This is a good book, that kept me listening far later than I should have stayed awake. The writing is solid, and all around impressive for a debut novel. If you like Fantasy or LitRPG you won’t regret your purchase of this title. I’d recommend it most for fantasy readers who have some experience with RPGs. I will certainly listen to the sequel if one is written.

I would have given it 5 stars except for 2 glaring plot holes.

#1 – It reads like a fantasy novel with game elements imposed on it. I get that that’s what most LitRPGs are, but there’s literally no explanation for why people level up, have skills, and attribute points to spend. Usually in LitRPGs there’s a foundation of “We’re playing a game, and this is your life now.” or “You’ve been kidnapped by an evil overlord with a fondness for RPGs and has warped your perception of the world to resemble one.”

Is this a game or not? Why not just make it a fantasy novel where characters are imbued with branches of magic (classes) and advance their abilities via practice and experimentation?
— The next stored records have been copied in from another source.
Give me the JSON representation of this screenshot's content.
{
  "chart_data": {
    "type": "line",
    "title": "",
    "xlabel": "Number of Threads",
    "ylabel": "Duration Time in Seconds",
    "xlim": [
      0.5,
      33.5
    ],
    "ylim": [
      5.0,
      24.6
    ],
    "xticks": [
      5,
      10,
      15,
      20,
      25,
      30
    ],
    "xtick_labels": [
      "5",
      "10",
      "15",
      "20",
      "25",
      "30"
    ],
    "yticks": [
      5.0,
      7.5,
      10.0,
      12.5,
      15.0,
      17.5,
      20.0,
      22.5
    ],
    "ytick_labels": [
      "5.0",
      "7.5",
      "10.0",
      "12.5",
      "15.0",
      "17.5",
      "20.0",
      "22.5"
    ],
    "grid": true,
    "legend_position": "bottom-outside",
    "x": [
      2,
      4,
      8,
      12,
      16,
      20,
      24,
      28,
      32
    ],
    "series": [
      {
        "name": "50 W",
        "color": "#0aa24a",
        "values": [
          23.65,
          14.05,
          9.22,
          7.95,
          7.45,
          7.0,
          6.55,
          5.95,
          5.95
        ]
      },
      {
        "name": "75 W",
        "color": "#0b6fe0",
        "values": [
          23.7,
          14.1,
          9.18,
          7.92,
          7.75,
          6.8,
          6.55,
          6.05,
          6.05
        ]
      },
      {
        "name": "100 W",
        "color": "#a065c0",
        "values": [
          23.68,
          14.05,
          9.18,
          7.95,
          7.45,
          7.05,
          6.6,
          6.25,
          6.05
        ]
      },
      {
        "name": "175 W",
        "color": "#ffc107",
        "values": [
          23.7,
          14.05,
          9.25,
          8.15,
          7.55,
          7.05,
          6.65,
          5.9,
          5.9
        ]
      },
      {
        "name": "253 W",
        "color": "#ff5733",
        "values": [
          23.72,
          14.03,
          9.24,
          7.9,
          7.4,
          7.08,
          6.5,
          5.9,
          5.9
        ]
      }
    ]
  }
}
The characters certainly don’t act like they are playing a game – they’re afraid of death, grieve for friends who have fallen, and there don’t appear to be any respawns. Dante doesn’t seem to have any memories outside of living in the world we’re introduced to and yet… Every so often people stop to spend points based on their experience to level up their skills. Where is this coming from?

We are often told that the protagonist is selecting tabs, and using some kind of interface, but we’re never told how he interacts with it. Does he have a little tablet like an iPad? Is it an illusory manifestation that hangs in the air like laser light? Does he close his eyes, and just picture this in his mind? I have no idea because it’s never described.
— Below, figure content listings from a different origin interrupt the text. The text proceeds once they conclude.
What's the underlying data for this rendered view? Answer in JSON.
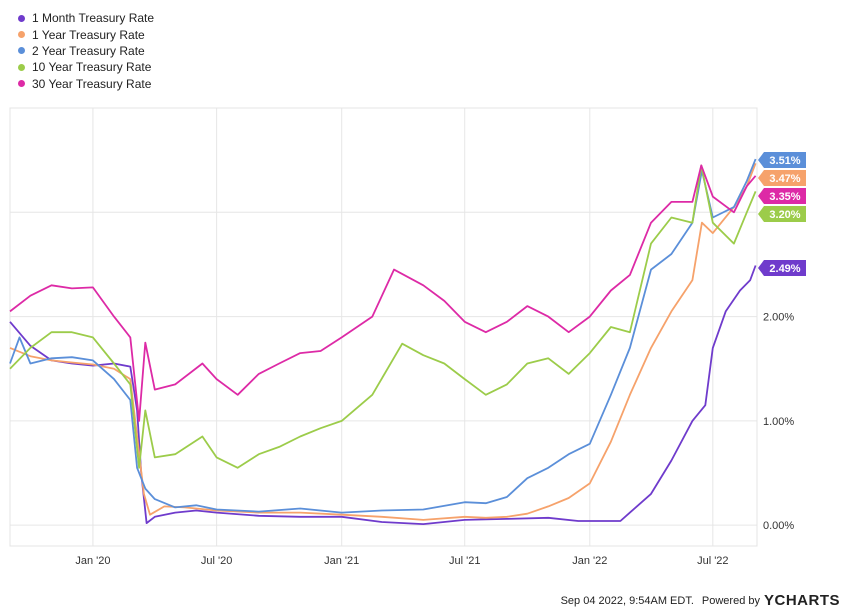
{
  "chart_data": {
    "type": "line",
    "ylim": [
      -0.2,
      4.0
    ],
    "xlim": [
      "2019-09-01",
      "2022-09-04"
    ],
    "y_ticks": [
      0,
      1,
      2
    ],
    "y_tick_labels": [
      "0.00%",
      "1.00%",
      "2.00%"
    ],
    "x_ticks": [
      "2020-01-01",
      "2020-07-01",
      "2021-01-01",
      "2021-07-01",
      "2022-01-01",
      "2022-07-01"
    ],
    "x_tick_labels": [
      "Jan '20",
      "Jul '20",
      "Jan '21",
      "Jul '21",
      "Jan '22",
      "Jul '22"
    ],
    "grid": true,
    "legend_position": "top-left",
    "series": [
      {
        "name": "1 Month Treasury Rate",
        "color": "#6f3bcc",
        "last_label": "2.49%",
        "points": [
          [
            "2019-09-01",
            1.95
          ],
          [
            "2019-10-01",
            1.72
          ],
          [
            "2019-11-01",
            1.58
          ],
          [
            "2019-12-01",
            1.55
          ],
          [
            "2020-01-01",
            1.53
          ],
          [
            "2020-02-01",
            1.55
          ],
          [
            "2020-02-25",
            1.52
          ],
          [
            "2020-03-06",
            1.1
          ],
          [
            "2020-03-12",
            0.5
          ],
          [
            "2020-03-20",
            0.02
          ],
          [
            "2020-04-01",
            0.08
          ],
          [
            "2020-05-01",
            0.12
          ],
          [
            "2020-06-01",
            0.14
          ],
          [
            "2020-07-01",
            0.12
          ],
          [
            "2020-09-01",
            0.09
          ],
          [
            "2020-11-01",
            0.08
          ],
          [
            "2021-01-01",
            0.08
          ],
          [
            "2021-03-01",
            0.03
          ],
          [
            "2021-05-01",
            0.01
          ],
          [
            "2021-07-01",
            0.05
          ],
          [
            "2021-09-01",
            0.06
          ],
          [
            "2021-11-01",
            0.07
          ],
          [
            "2021-12-15",
            0.04
          ],
          [
            "2022-01-15",
            0.04
          ],
          [
            "2022-02-15",
            0.04
          ],
          [
            "2022-03-01",
            0.12
          ],
          [
            "2022-04-01",
            0.3
          ],
          [
            "2022-05-01",
            0.62
          ],
          [
            "2022-06-01",
            1.0
          ],
          [
            "2022-06-20",
            1.15
          ],
          [
            "2022-07-01",
            1.7
          ],
          [
            "2022-07-20",
            2.05
          ],
          [
            "2022-08-10",
            2.25
          ],
          [
            "2022-08-25",
            2.35
          ],
          [
            "2022-09-02",
            2.49
          ]
        ]
      },
      {
        "name": "1 Year Treasury Rate",
        "color": "#f6a26b",
        "last_label": "3.47%",
        "points": [
          [
            "2019-09-01",
            1.7
          ],
          [
            "2019-10-01",
            1.62
          ],
          [
            "2019-11-01",
            1.58
          ],
          [
            "2019-12-01",
            1.56
          ],
          [
            "2020-01-01",
            1.54
          ],
          [
            "2020-02-01",
            1.5
          ],
          [
            "2020-02-25",
            1.4
          ],
          [
            "2020-03-06",
            0.85
          ],
          [
            "2020-03-16",
            0.3
          ],
          [
            "2020-03-25",
            0.1
          ],
          [
            "2020-04-15",
            0.18
          ],
          [
            "2020-05-15",
            0.17
          ],
          [
            "2020-07-01",
            0.14
          ],
          [
            "2020-09-01",
            0.12
          ],
          [
            "2020-11-01",
            0.12
          ],
          [
            "2021-01-01",
            0.1
          ],
          [
            "2021-03-01",
            0.08
          ],
          [
            "2021-05-01",
            0.05
          ],
          [
            "2021-07-01",
            0.08
          ],
          [
            "2021-08-01",
            0.07
          ],
          [
            "2021-09-01",
            0.08
          ],
          [
            "2021-10-01",
            0.11
          ],
          [
            "2021-11-01",
            0.18
          ],
          [
            "2021-12-01",
            0.26
          ],
          [
            "2022-01-01",
            0.4
          ],
          [
            "2022-02-01",
            0.8
          ],
          [
            "2022-03-01",
            1.25
          ],
          [
            "2022-04-01",
            1.7
          ],
          [
            "2022-05-01",
            2.05
          ],
          [
            "2022-06-01",
            2.35
          ],
          [
            "2022-06-15",
            2.9
          ],
          [
            "2022-07-01",
            2.8
          ],
          [
            "2022-08-01",
            3.05
          ],
          [
            "2022-08-20",
            3.25
          ],
          [
            "2022-09-02",
            3.47
          ]
        ]
      },
      {
        "name": "2 Year Treasury Rate",
        "color": "#5b8fd9",
        "last_label": "3.51%",
        "points": [
          [
            "2019-09-01",
            1.55
          ],
          [
            "2019-09-15",
            1.8
          ],
          [
            "2019-10-01",
            1.55
          ],
          [
            "2019-11-01",
            1.6
          ],
          [
            "2019-12-01",
            1.61
          ],
          [
            "2020-01-01",
            1.58
          ],
          [
            "2020-02-01",
            1.4
          ],
          [
            "2020-02-25",
            1.2
          ],
          [
            "2020-03-06",
            0.55
          ],
          [
            "2020-03-18",
            0.35
          ],
          [
            "2020-04-01",
            0.25
          ],
          [
            "2020-05-01",
            0.17
          ],
          [
            "2020-06-01",
            0.19
          ],
          [
            "2020-07-01",
            0.15
          ],
          [
            "2020-09-01",
            0.13
          ],
          [
            "2020-11-01",
            0.16
          ],
          [
            "2021-01-01",
            0.12
          ],
          [
            "2021-03-01",
            0.14
          ],
          [
            "2021-05-01",
            0.15
          ],
          [
            "2021-07-01",
            0.22
          ],
          [
            "2021-08-01",
            0.21
          ],
          [
            "2021-09-01",
            0.27
          ],
          [
            "2021-10-01",
            0.45
          ],
          [
            "2021-11-01",
            0.55
          ],
          [
            "2021-12-01",
            0.68
          ],
          [
            "2022-01-01",
            0.78
          ],
          [
            "2022-02-01",
            1.25
          ],
          [
            "2022-03-01",
            1.7
          ],
          [
            "2022-04-01",
            2.45
          ],
          [
            "2022-05-01",
            2.6
          ],
          [
            "2022-06-01",
            2.9
          ],
          [
            "2022-06-15",
            3.4
          ],
          [
            "2022-07-01",
            2.95
          ],
          [
            "2022-08-01",
            3.05
          ],
          [
            "2022-08-20",
            3.3
          ],
          [
            "2022-09-02",
            3.51
          ]
        ]
      },
      {
        "name": "10 Year Treasury Rate",
        "color": "#9ccc4a",
        "last_label": "3.20%",
        "points": [
          [
            "2019-09-01",
            1.5
          ],
          [
            "2019-10-01",
            1.7
          ],
          [
            "2019-11-01",
            1.85
          ],
          [
            "2019-12-01",
            1.85
          ],
          [
            "2020-01-01",
            1.8
          ],
          [
            "2020-02-01",
            1.55
          ],
          [
            "2020-02-25",
            1.35
          ],
          [
            "2020-03-09",
            0.55
          ],
          [
            "2020-03-18",
            1.1
          ],
          [
            "2020-04-01",
            0.65
          ],
          [
            "2020-05-01",
            0.68
          ],
          [
            "2020-06-10",
            0.85
          ],
          [
            "2020-07-01",
            0.65
          ],
          [
            "2020-08-01",
            0.55
          ],
          [
            "2020-09-01",
            0.68
          ],
          [
            "2020-10-01",
            0.75
          ],
          [
            "2020-11-01",
            0.85
          ],
          [
            "2020-12-01",
            0.93
          ],
          [
            "2021-01-01",
            1.0
          ],
          [
            "2021-02-15",
            1.25
          ],
          [
            "2021-03-31",
            1.74
          ],
          [
            "2021-05-01",
            1.63
          ],
          [
            "2021-06-01",
            1.55
          ],
          [
            "2021-07-01",
            1.4
          ],
          [
            "2021-08-01",
            1.25
          ],
          [
            "2021-09-01",
            1.35
          ],
          [
            "2021-10-01",
            1.55
          ],
          [
            "2021-11-01",
            1.6
          ],
          [
            "2021-12-01",
            1.45
          ],
          [
            "2022-01-01",
            1.65
          ],
          [
            "2022-02-01",
            1.9
          ],
          [
            "2022-03-01",
            1.85
          ],
          [
            "2022-04-01",
            2.7
          ],
          [
            "2022-05-01",
            2.95
          ],
          [
            "2022-06-01",
            2.9
          ],
          [
            "2022-06-14",
            3.45
          ],
          [
            "2022-07-01",
            2.9
          ],
          [
            "2022-08-01",
            2.7
          ],
          [
            "2022-08-20",
            3.0
          ],
          [
            "2022-09-02",
            3.2
          ]
        ]
      },
      {
        "name": "30 Year Treasury Rate",
        "color": "#dd2aa6",
        "last_label": "3.35%",
        "points": [
          [
            "2019-09-01",
            2.05
          ],
          [
            "2019-10-01",
            2.2
          ],
          [
            "2019-11-01",
            2.3
          ],
          [
            "2019-12-01",
            2.27
          ],
          [
            "2020-01-01",
            2.28
          ],
          [
            "2020-02-01",
            2.0
          ],
          [
            "2020-02-25",
            1.8
          ],
          [
            "2020-03-09",
            1.0
          ],
          [
            "2020-03-18",
            1.75
          ],
          [
            "2020-04-01",
            1.3
          ],
          [
            "2020-05-01",
            1.35
          ],
          [
            "2020-06-10",
            1.55
          ],
          [
            "2020-07-01",
            1.4
          ],
          [
            "2020-08-01",
            1.25
          ],
          [
            "2020-09-01",
            1.45
          ],
          [
            "2020-10-01",
            1.55
          ],
          [
            "2020-11-01",
            1.65
          ],
          [
            "2020-12-01",
            1.67
          ],
          [
            "2021-01-01",
            1.8
          ],
          [
            "2021-02-15",
            2.0
          ],
          [
            "2021-03-19",
            2.45
          ],
          [
            "2021-05-01",
            2.3
          ],
          [
            "2021-06-01",
            2.15
          ],
          [
            "2021-07-01",
            1.95
          ],
          [
            "2021-08-01",
            1.85
          ],
          [
            "2021-09-01",
            1.95
          ],
          [
            "2021-10-01",
            2.1
          ],
          [
            "2021-11-01",
            2.0
          ],
          [
            "2021-12-01",
            1.85
          ],
          [
            "2022-01-01",
            2.0
          ],
          [
            "2022-02-01",
            2.25
          ],
          [
            "2022-03-01",
            2.4
          ],
          [
            "2022-04-01",
            2.9
          ],
          [
            "2022-05-01",
            3.1
          ],
          [
            "2022-06-01",
            3.1
          ],
          [
            "2022-06-14",
            3.45
          ],
          [
            "2022-07-01",
            3.15
          ],
          [
            "2022-08-01",
            3.0
          ],
          [
            "2022-08-20",
            3.25
          ],
          [
            "2022-09-02",
            3.35
          ]
        ]
      }
    ]
  },
  "footer": {
    "timestamp": "Sep 04 2022, 9:54AM EDT.",
    "powered_by": "Powered by",
    "brand": "YCHARTS"
  }
}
A lot of times we hear about instances where people are decapitated or cut in half, but there’s a distinct lack of description of gore. No blood spatters, no entrails spilling all over the place that someone will have to clean up (in the case of the arena). I can’t tell if this is because they weren’t there (as with most video games), or because the author didn’t want to describe them. Sometimes people are killed with painful ease (again, the same as in a game), but I’ve also read fantasy novels that weren’t LitRPGs where people die with very small effort made by the protagonist.
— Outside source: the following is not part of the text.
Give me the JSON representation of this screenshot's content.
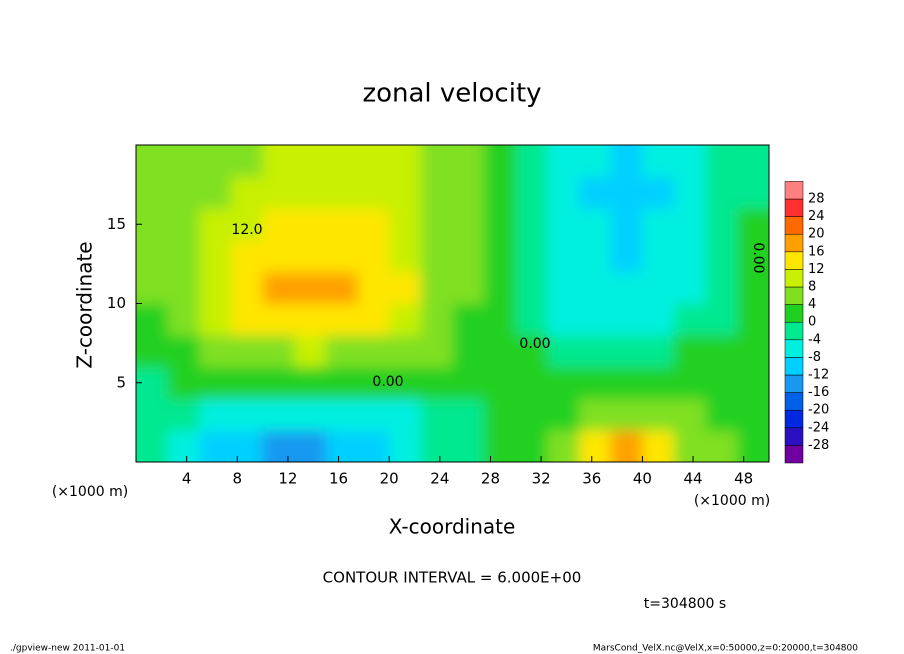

All of this leaves me confused.

#2 – The author goes to great lengths to detail how Dante’s glove absorbs his enemies’ classifications after every fight. At first it seemed like this was going to be a story of an OP protagonist that has an artifact that allows him access to every class in the game, but that’s not the case. Someone dies, the glove “absorbs the classification” then… what? Nothing. There doesn’t seem to be any point. He doesn’t seem to gain any benefits from doing this, so I’m not sure why there’s so much time devoted to explaining that stuff’s being absorbed.

I also wish that the title had more to do with the story. Yes the story is about Dante, but the concept of immortality doesn’t even enter the story.